Hyperthyroidism, particularly Graves’ disease, is more common in women than men, especially in women of childbearing age. Untreated hyperthyroidism in pregnancy can affect both the mother and the developing baby. The preferred antithyroid drug in non-pregnant women is Methimazole. During pregnancy, the current American Thyroid Association guidelines recommend propylthiouracil as the drug of choice for newly diagnosed Graves’ disease and to switch to propylthiouracil if already on therapy. The reason for this is that, while both of these medications have been associated with birth defects when used in the first trimester, the risk is lower and the defects appear to be less severe with propylthiouracil. Both antithyroid drugs also have similar side effects, including the rare, but potentially serious, side effect of agranulocytosis (low white blood cells) that can lead to potentially serious infections, and the more rare side effect of liver failure. The goal of this study was to determine the frequency of these two adverse side effects as compared to birth defects in the general population and in pregnant women in an effort to guide the treatment of hyperthyroidism in pregnancy.
THE FULL ARTICLE TITLE:
Andersen SL et al. Antithyroid drug side effects in the population and in pregnancy. J Clin Endocrinol Metab 2016; 101 (4): 1606-14. Epub January 27, 2016.
SUMMARY OF THE STUDY
Children born from January 1st, 1973 until December 31, 2008 and their parents were identified using the Danish Medical Birth Register.

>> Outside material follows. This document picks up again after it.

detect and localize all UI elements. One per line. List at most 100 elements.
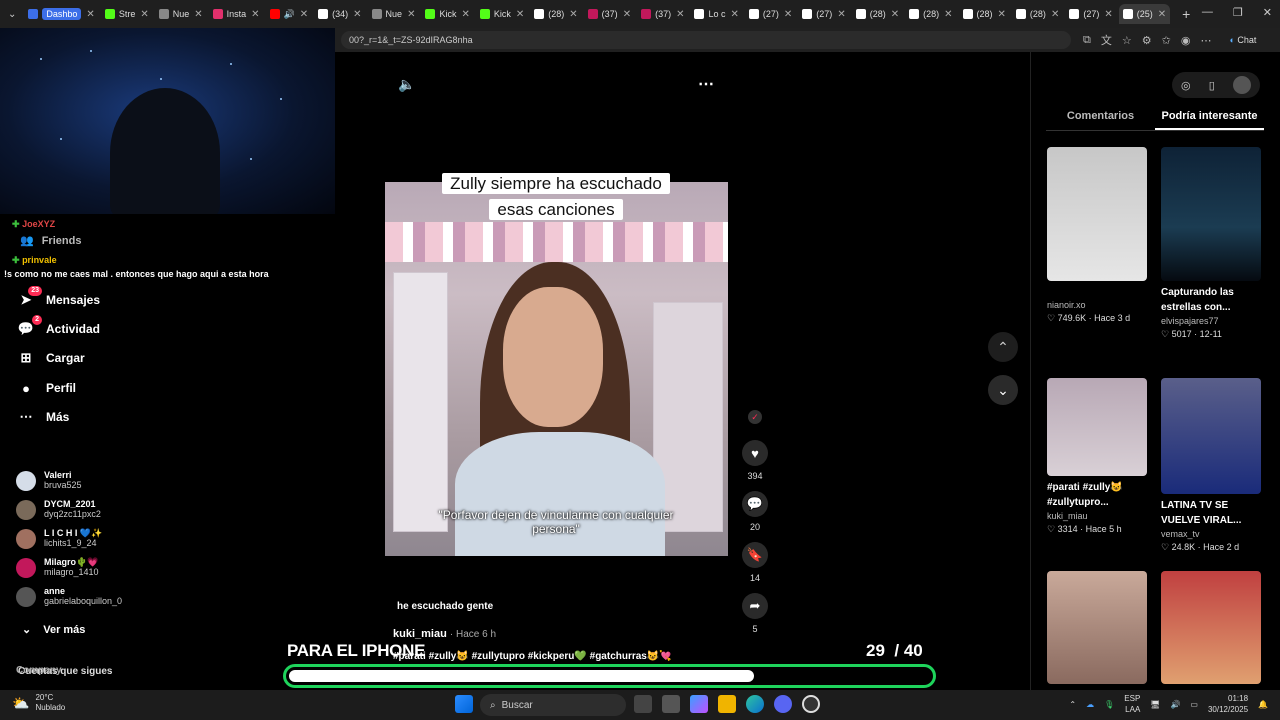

Exposure to antithyroid drugs was obtained from the Danish National Prescription Register, which contains information from January 1st, 1995. Information on the outcomes was obtained from the Danish National Hospital Register, which contains inpatient diagnoses since 1977 and inpatient and outpatient diagnoses since January 1995. All visits from January 1st 1995 until December 31, 2010 were included. Birth defects registered before the age of 2 years were included. To study the pregnant women, the population was restricted to women who gave birth to a live-born child between 1996-2008. The study population included 2,299,952 people, out of which 28,998 people were treated with antithyroid in the study period.